Last week Judge Arenda Allen, the federal district court judge assigned to Bostic v. Rainey -- a case challenging the constitutionality of Virginia's marriage discrimination amendment -- asked the parties to the case whether they felt oral arguments scheduled for January 30 were still needed, in light of Virginia Attorney General Mark Herring dropping the state's defense of the measure.
But the hearing Thursday will go forward as scheduled, the Daily Press reports:
Stuart A. Raphael, the state's solicitor general who serves under Herring, said that while the "ongoing, harmful denial of civil liberties to Virginia's same-sex couples" should be resolved as quickly as possible, the hearing should go forward.

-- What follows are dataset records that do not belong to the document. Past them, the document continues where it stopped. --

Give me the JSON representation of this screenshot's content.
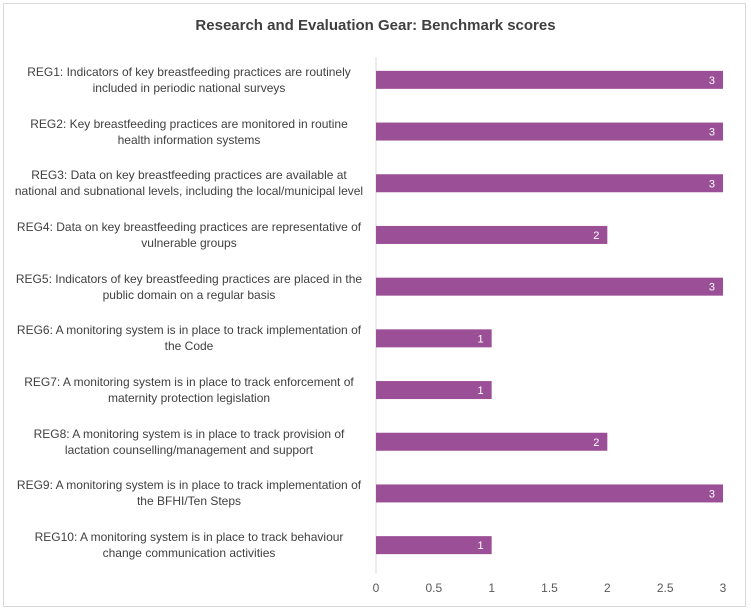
{
  "chart_data": {
    "type": "bar",
    "orientation": "horizontal",
    "title": "Research and Evaluation Gear: Benchmark scores",
    "categories": [
      "REG1: Indicators of key breastfeeding practices are routinely included in periodic national surveys",
      "REG2: Key breastfeeding practices are monitored in routine health information systems",
      "REG3: Data on key breastfeeding practices are available at national and subnational levels, including the local/municipal level",
      "REG4: Data on key breastfeeding practices are representative of vulnerable groups",
      "REG5: Indicators of key breastfeeding practices are placed in the public domain on a regular basis",
      "REG6: A monitoring system is in place to track implementation of the Code",
      "REG7: A monitoring system is in place to track enforcement of maternity protection legislation",
      "REG8: A monitoring system is in place to track provision of lactation counselling/management and support",
      "REG9: A monitoring system is in place to track implementation of the BFHI/Ten Steps",
      "REG10: A monitoring system is in place to track behaviour change communication activities"
    ],
    "values": [
      3,
      3,
      3,
      2,
      3,
      1,
      1,
      2,
      3,
      1
    ],
    "data_labels": [
      "3",
      "3",
      "3",
      "2",
      "3",
      "1",
      "1",
      "2",
      "3",
      "1"
    ],
    "xlim": [
      0,
      3
    ],
    "x_ticks": [
      "0",
      "0.5",
      "1",
      "1.5",
      "2",
      "2.5",
      "3"
    ],
    "grid": false,
    "legend": "none",
    "bar_color": "#9b4f96"
  }
}
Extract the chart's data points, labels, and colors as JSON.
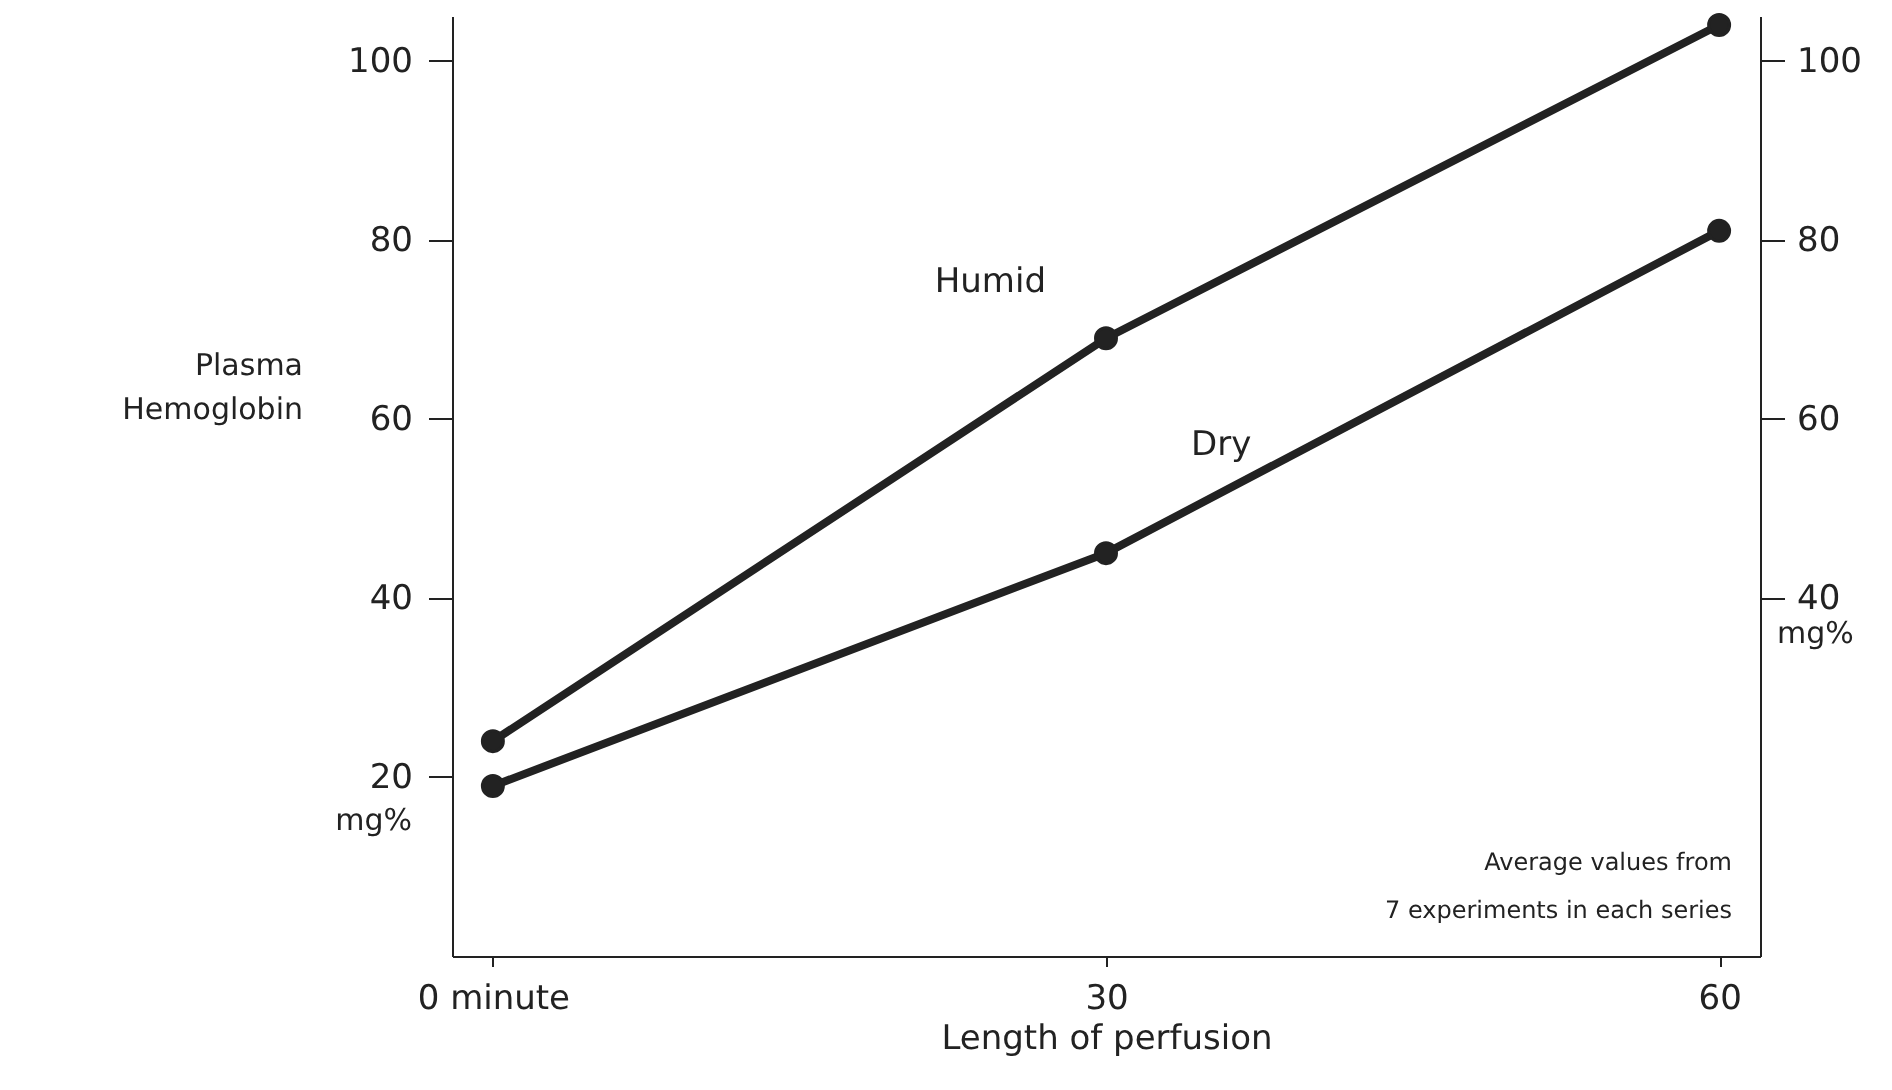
{
  "chart_data": {
    "type": "line",
    "xlabel": "Length of perfusion",
    "ylabel": "Plasma Hemoglobin",
    "y2label": "mg%",
    "x": [
      0,
      30,
      60
    ],
    "xlim": [
      -2,
      62
    ],
    "xticks": [
      {
        "value": 0,
        "label": "0  minute"
      },
      30,
      60
    ],
    "ylim": [
      0,
      105
    ],
    "yticks": [
      20,
      40,
      60,
      80,
      100
    ],
    "y2lim": [
      0,
      105
    ],
    "y2ticks": [
      40,
      60,
      80,
      100
    ],
    "marker": "circle",
    "line_style": "solid",
    "grid": false,
    "series": [
      {
        "name": "Humid",
        "color": "#222222",
        "values": [
          24,
          69,
          104
        ]
      },
      {
        "name": "Dry",
        "color": "#222222",
        "values": [
          19,
          45,
          81
        ]
      }
    ],
    "annotations": [
      "mg%",
      "Average values from\n7 experiments in each series"
    ]
  }
}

"The decision here will be a landmark ruling in Virginia on one of the most important civil rights issues of our time," Raphael wrote. "The gravity of the matter and the stakes involved make it reasonable to allow the parties to supplement their written submissions ... with brief oral argument."
Doing so, Raphael wrote, "comports with the dignity and seriousness of the issues and will obviate any concern that the losing parties were not given a fair opportunity to be heard."

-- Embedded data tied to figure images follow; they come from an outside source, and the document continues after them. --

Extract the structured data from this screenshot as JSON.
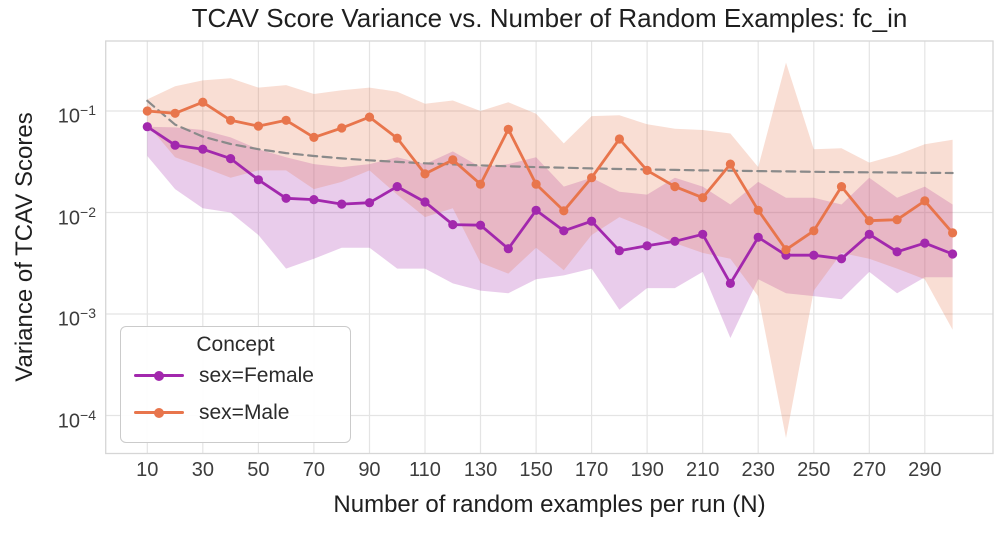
{
  "title": "TCAV Score Variance vs. Number of Random Examples: fc_in",
  "axes": {
    "xlabel": "Number of random examples per run (N)",
    "ylabel": "Variance of TCAV Scores",
    "x_ticks": [
      10,
      30,
      50,
      70,
      90,
      110,
      130,
      150,
      170,
      190,
      210,
      230,
      250,
      270,
      290
    ],
    "y_ticks": [
      {
        "value": 0.1,
        "mantissa": "10",
        "exponent": "−1"
      },
      {
        "value": 0.01,
        "mantissa": "10",
        "exponent": "−2"
      },
      {
        "value": 0.001,
        "mantissa": "10",
        "exponent": "−3"
      },
      {
        "value": 0.0001,
        "mantissa": "10",
        "exponent": "−4"
      }
    ]
  },
  "legend": {
    "title": "Concept",
    "entries": [
      {
        "label": "sex=Female",
        "color": "#a228ad"
      },
      {
        "label": "sex=Male",
        "color": "#e8754c"
      }
    ]
  },
  "chart_data": {
    "type": "line",
    "title": "TCAV Score Variance vs. Number of Random Examples: fc_in",
    "xlabel": "Number of random examples per run (N)",
    "ylabel": "Variance of TCAV Scores",
    "yscale": "log",
    "xlim": [
      -5,
      315
    ],
    "ylim": [
      4.2e-05,
      0.49
    ],
    "grid": true,
    "legend_position": "lower left",
    "x": [
      10,
      20,
      30,
      40,
      50,
      60,
      70,
      80,
      90,
      100,
      110,
      120,
      130,
      140,
      150,
      160,
      170,
      180,
      190,
      200,
      210,
      220,
      230,
      240,
      250,
      260,
      270,
      280,
      290,
      300
    ],
    "series": [
      {
        "name": "sex=Female",
        "color": "#a228ad",
        "marker": true,
        "dashed": false,
        "values": [
          0.07,
          0.046,
          0.042,
          0.034,
          0.021,
          0.0138,
          0.0134,
          0.0121,
          0.0125,
          0.018,
          0.0127,
          0.0076,
          0.0075,
          0.0044,
          0.0105,
          0.0066,
          0.0082,
          0.0042,
          0.0047,
          0.0052,
          0.0061,
          0.002,
          0.0057,
          0.0038,
          0.0038,
          0.0035,
          0.0061,
          0.0041,
          0.005,
          0.0039
        ],
        "band_upper": [
          0.07,
          0.069,
          0.065,
          0.055,
          0.042,
          0.035,
          0.03,
          0.028,
          0.03,
          0.035,
          0.03,
          0.04,
          0.028,
          0.03,
          0.035,
          0.018,
          0.022,
          0.016,
          0.015,
          0.022,
          0.018,
          0.012,
          0.02,
          0.014,
          0.014,
          0.012,
          0.022,
          0.014,
          0.018,
          0.012
        ],
        "band_lower": [
          0.036,
          0.017,
          0.011,
          0.01,
          0.006,
          0.0028,
          0.0035,
          0.0045,
          0.0045,
          0.0028,
          0.0028,
          0.002,
          0.0017,
          0.0016,
          0.0022,
          0.0024,
          0.0028,
          0.0011,
          0.0018,
          0.0018,
          0.0026,
          0.00058,
          0.0022,
          0.0016,
          0.0015,
          0.0014,
          0.0026,
          0.0016,
          0.0023,
          0.0023
        ]
      },
      {
        "name": "sex=Male",
        "color": "#e8754c",
        "marker": true,
        "dashed": false,
        "values": [
          0.1,
          0.095,
          0.122,
          0.081,
          0.071,
          0.081,
          0.055,
          0.068,
          0.087,
          0.054,
          0.024,
          0.033,
          0.019,
          0.066,
          0.019,
          0.0104,
          0.022,
          0.053,
          0.026,
          0.018,
          0.014,
          0.03,
          0.0105,
          0.0043,
          0.0066,
          0.018,
          0.0083,
          0.0085,
          0.013,
          0.0063
        ],
        "band_upper": [
          0.13,
          0.175,
          0.2,
          0.21,
          0.17,
          0.18,
          0.147,
          0.16,
          0.17,
          0.155,
          0.118,
          0.127,
          0.1,
          0.122,
          0.094,
          0.048,
          0.089,
          0.091,
          0.074,
          0.067,
          0.065,
          0.06,
          0.028,
          0.3,
          0.042,
          0.043,
          0.031,
          0.037,
          0.047,
          0.052
        ],
        "band_lower": [
          0.074,
          0.035,
          0.028,
          0.022,
          0.026,
          0.026,
          0.017,
          0.02,
          0.026,
          0.015,
          0.009,
          0.011,
          0.0032,
          0.0025,
          0.0045,
          0.0027,
          0.006,
          0.009,
          0.007,
          0.005,
          0.004,
          0.0035,
          0.0015,
          6e-05,
          0.0017,
          0.004,
          0.0035,
          0.0028,
          0.0022,
          0.0007
        ]
      },
      {
        "name": "dashed_reference",
        "color": "#8a8a8a",
        "marker": false,
        "dashed": true,
        "values": [
          0.126,
          0.0735,
          0.056,
          0.0473,
          0.042,
          0.0385,
          0.036,
          0.0341,
          0.0327,
          0.0315,
          0.0305,
          0.0298,
          0.0291,
          0.0285,
          0.028,
          0.0276,
          0.0272,
          0.0268,
          0.0265,
          0.0263,
          0.026,
          0.0258,
          0.0256,
          0.0254,
          0.0252,
          0.025,
          0.0249,
          0.0248,
          0.0246,
          0.0245
        ]
      }
    ]
  }
}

Aside from Herring's office, other parties in the case did not take a strong stand on whether oral arguments should take place. Late Monday afternoon, Allen said the hearing would indeed go forward.

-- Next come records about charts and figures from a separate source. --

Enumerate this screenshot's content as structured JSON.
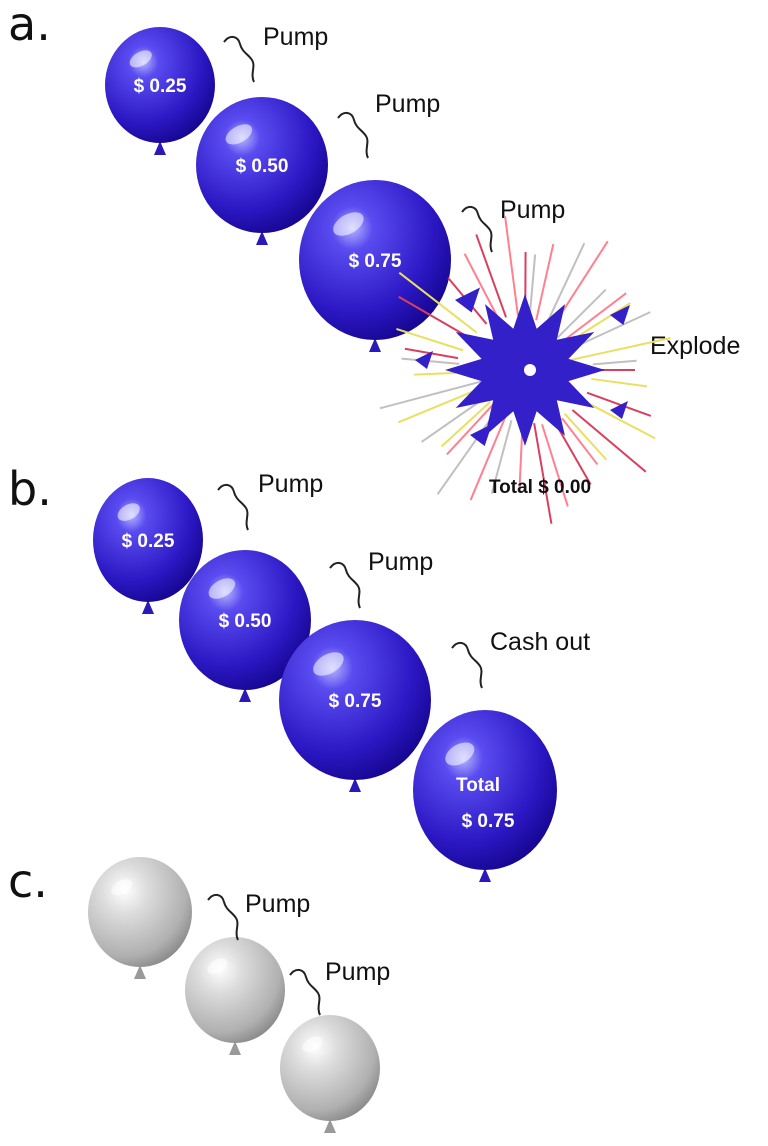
{
  "panels": [
    {
      "label": "a.",
      "balloons": [
        "$ 0.25",
        "$ 0.50",
        "$ 0.75"
      ],
      "actions": [
        "Pump",
        "Pump",
        "Pump",
        "Explode"
      ],
      "total": "Total $ 0.00"
    },
    {
      "label": "b.",
      "balloons": [
        "$ 0.25",
        "$ 0.50",
        "$ 0.75"
      ],
      "actions": [
        "Pump",
        "Pump",
        "Cash out"
      ],
      "total": [
        "Total",
        "$ 0.75"
      ]
    },
    {
      "label": "c.",
      "actions": [
        "Pump",
        "Pump"
      ]
    }
  ]
}
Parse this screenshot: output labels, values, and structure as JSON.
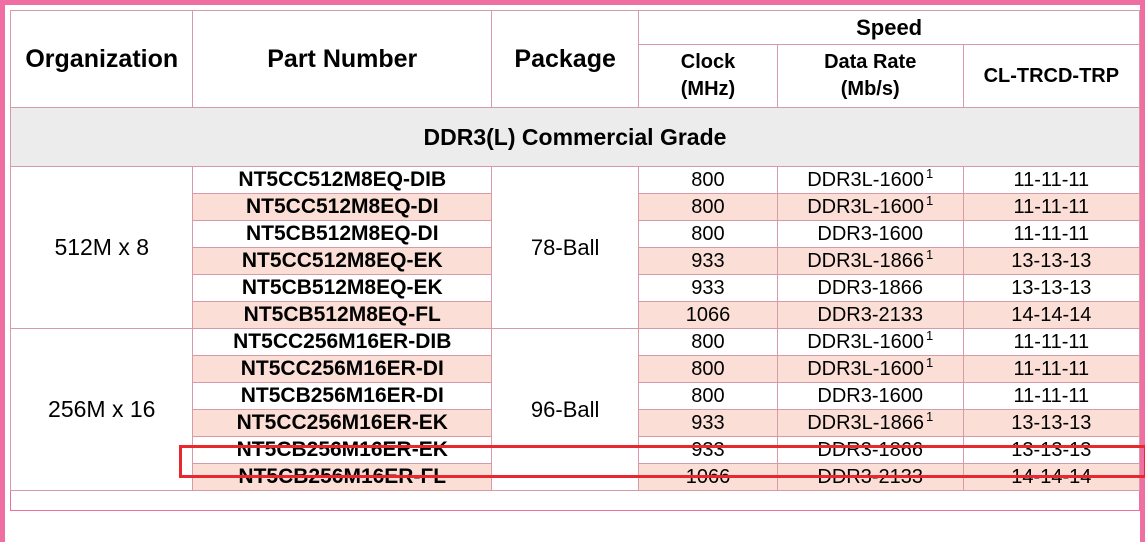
{
  "header": {
    "organization": "Organization",
    "part_number": "Part Number",
    "package": "Package",
    "speed": "Speed",
    "clock_line1": "Clock",
    "clock_line2": "(MHz)",
    "datarate_line1": "Data Rate",
    "datarate_line2": "(Mb/s)",
    "timing": "CL-TRCD-TRP"
  },
  "grade_label": "DDR3(L) Commercial Grade",
  "groups": [
    {
      "organization": "512M x 8",
      "package": "78-Ball",
      "rows": [
        {
          "part": "NT5CC512M8EQ-DIB",
          "clock": "800",
          "rate": "DDR3L-1600",
          "note": "1",
          "timing": "11-11-11"
        },
        {
          "part": "NT5CC512M8EQ-DI",
          "clock": "800",
          "rate": "DDR3L-1600",
          "note": "1",
          "timing": "11-11-11"
        },
        {
          "part": "NT5CB512M8EQ-DI",
          "clock": "800",
          "rate": "DDR3-1600",
          "note": "",
          "timing": "11-11-11"
        },
        {
          "part": "NT5CC512M8EQ-EK",
          "clock": "933",
          "rate": "DDR3L-1866",
          "note": "1",
          "timing": "13-13-13"
        },
        {
          "part": "NT5CB512M8EQ-EK",
          "clock": "933",
          "rate": "DDR3-1866",
          "note": "",
          "timing": "13-13-13"
        },
        {
          "part": "NT5CB512M8EQ-FL",
          "clock": "1066",
          "rate": "DDR3-2133",
          "note": "",
          "timing": "14-14-14"
        }
      ]
    },
    {
      "organization": "256M x 16",
      "package": "96-Ball",
      "rows": [
        {
          "part": "NT5CC256M16ER-DIB",
          "clock": "800",
          "rate": "DDR3L-1600",
          "note": "1",
          "timing": "11-11-11"
        },
        {
          "part": "NT5CC256M16ER-DI",
          "clock": "800",
          "rate": "DDR3L-1600",
          "note": "1",
          "timing": "11-11-11"
        },
        {
          "part": "NT5CB256M16ER-DI",
          "clock": "800",
          "rate": "DDR3-1600",
          "note": "",
          "timing": "11-11-11"
        },
        {
          "part": "NT5CC256M16ER-EK",
          "clock": "933",
          "rate": "DDR3L-1866",
          "note": "1",
          "timing": "13-13-13"
        },
        {
          "part": "NT5CB256M16ER-EK",
          "clock": "933",
          "rate": "DDR3-1866",
          "note": "",
          "timing": "13-13-13"
        },
        {
          "part": "NT5CB256M16ER-FL",
          "clock": "1066",
          "rate": "DDR3-2133",
          "note": "",
          "timing": "14-14-14"
        }
      ]
    }
  ],
  "colors": {
    "frame_border": "#f06fa3",
    "row_shade": "#fbdfd6",
    "grade_band": "#ececec",
    "highlight_box": "#e8272f"
  },
  "highlighted_part": "NT5CC256M16ER-EK"
}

"The Court confirms that oral argument on the summary judgment motions and the motion for a preliminary injunction will be heard commencing at 9 a.m. on Thursday ... in Courtroom Three," Allen wrote on the court's docket.
Also on Monday, Allen said she would not make her final decision at the hearing in U.S. District Court in Norfolk, but would take various pending motions "under further advisement."